The condom she gives me doesn’t fit and I’m too embarrassed to say anything, so I just deal with it, but it keeps slipping away whenever I pull out. I end up wedging my fingers either side of my thing like a backwards version of the knife game, perpetrating the thrust instead of avoiding it. My free arm aches from balancing and I wish I’d done more push ups, ever. I can feel her body growing tense beneath me as she moves towards the edge. I see myself fading from her world, a vestigial body attached to an appendage.

Dysphasia

I just want to feel normal, I think, or not abnormal, something other than the abortive chemical intrusions that constitute my emotions.
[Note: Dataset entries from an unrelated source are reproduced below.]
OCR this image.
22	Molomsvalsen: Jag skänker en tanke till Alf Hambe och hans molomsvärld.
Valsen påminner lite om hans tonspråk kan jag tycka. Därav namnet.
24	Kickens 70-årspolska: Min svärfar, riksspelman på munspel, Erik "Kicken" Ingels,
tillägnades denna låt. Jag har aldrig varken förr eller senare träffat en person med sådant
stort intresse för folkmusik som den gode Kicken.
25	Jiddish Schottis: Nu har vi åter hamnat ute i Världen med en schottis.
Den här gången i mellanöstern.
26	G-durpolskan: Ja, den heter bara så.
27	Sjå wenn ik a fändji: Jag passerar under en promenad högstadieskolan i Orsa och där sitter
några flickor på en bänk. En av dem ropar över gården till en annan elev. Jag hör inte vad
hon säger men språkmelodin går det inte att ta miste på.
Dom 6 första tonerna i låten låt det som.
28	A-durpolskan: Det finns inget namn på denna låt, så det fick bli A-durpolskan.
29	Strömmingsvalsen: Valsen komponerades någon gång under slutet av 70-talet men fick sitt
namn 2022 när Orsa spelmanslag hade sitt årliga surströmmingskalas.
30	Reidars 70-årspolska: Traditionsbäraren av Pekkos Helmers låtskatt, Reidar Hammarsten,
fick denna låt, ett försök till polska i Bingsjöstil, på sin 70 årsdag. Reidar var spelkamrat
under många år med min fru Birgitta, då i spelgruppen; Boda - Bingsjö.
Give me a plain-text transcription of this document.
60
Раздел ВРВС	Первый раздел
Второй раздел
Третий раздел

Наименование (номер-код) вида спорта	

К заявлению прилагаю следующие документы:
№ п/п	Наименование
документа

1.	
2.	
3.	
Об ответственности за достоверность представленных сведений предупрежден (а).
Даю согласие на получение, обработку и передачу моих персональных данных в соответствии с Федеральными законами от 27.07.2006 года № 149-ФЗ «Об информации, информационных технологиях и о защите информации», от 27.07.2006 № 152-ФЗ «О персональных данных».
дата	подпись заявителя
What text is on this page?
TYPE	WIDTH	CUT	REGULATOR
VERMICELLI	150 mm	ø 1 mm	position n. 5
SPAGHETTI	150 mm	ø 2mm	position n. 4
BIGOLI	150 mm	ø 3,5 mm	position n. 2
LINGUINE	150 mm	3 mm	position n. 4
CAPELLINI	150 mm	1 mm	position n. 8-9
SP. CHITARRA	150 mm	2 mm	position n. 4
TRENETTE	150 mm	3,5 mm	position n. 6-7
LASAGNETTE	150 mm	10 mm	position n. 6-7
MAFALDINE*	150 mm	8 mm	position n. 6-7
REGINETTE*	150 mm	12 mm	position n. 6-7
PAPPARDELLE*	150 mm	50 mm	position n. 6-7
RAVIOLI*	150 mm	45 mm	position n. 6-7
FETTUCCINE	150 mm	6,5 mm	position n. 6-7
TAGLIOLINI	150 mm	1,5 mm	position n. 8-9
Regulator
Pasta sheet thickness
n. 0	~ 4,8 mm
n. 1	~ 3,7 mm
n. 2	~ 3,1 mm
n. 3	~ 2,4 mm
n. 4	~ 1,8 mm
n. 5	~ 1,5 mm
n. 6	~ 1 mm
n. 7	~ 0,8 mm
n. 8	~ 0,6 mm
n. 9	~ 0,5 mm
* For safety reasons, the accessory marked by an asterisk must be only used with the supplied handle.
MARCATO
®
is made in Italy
My doctor gave me these pills to level me out, demure little blue things barely bigger than my pinky nail. The side effect sheet reads like an apocalyptic to do list cataloguing third world contagions. I may experience some or all of them. It’s supposed to be a tangible response to an intangible problem, it’s like the emperor’s new clothes if the dude was into skeet shooting, you know. Though, you can’t kill what you can’t see.

Sybaritic

Fuck the pleasures of the senses, she says, smearing her voice with a fingertip rubbing cocaine remains into her gums, I’m only in it for the soul. Pupils like pie plates, she’s the aperture end of a camera, absorbing light and spitting out interpretation. I don’t know where we are. The world rushes at me with the speed of relativity. I try to slow things down by pushing my hands through the table, forgetting the reality of the situation. I ask if we should fuck, but she won’t stop shaking her head. The soul, she says, where’s the soul?

Furnishing

The three of them draped around my lounge in various states of disrepair, two bottles of wine and three hourglass figures. I’m trying to teach them how to smoke, how to get high really, all of them failing with saccharine adolescent resilience. Sarah pulls out the Velvet Underground and holds it up like a boxing ring round girl. Maybe when you’re older, I tell her, and she pouts, puts the record back and continues not to care. The other two tangle on the couch, blowing full-stop smoke rings at each other, laughing the way rain feels in summer.

Palliation

Silence for days amidst the noise of the machines, bubble, drip, rattle and beep, as they orchestrate my husband’s final days. I take his hand in mine and squeeze, searching for life under the callouses and indifference. It all feels so familiar. There’s nothing left but cold comforts offered in consolation and intravenous platitudes. Thirty years of stone crumbling beneath starched white sheets, while I wait for the dead to die. It isn’t right. So many accidents never happen, he would have understood. I can’t be alone any more. Silence for days and then he calls out her name.

 

Inspired by the story An Accident by mridula

Torrential

The rain keeps falling like a heavenly suicide club, so eager that each droplet barely leaves space for individuality, all the water in the world condensed into a sheet, flagellating itself against the ground. Liquid corpses pool in immortality below my deck, their moaning susurrations drowned beneath the familial patter-splash drumming of the departed. I watch with envy while the water grows, puddles of kismet formed into a body of one mind denied. I’m fascinated by their solidarity and long to acquiesce. I lay myself upon the ground and stare into the clouds, wondering what evaporation feels like.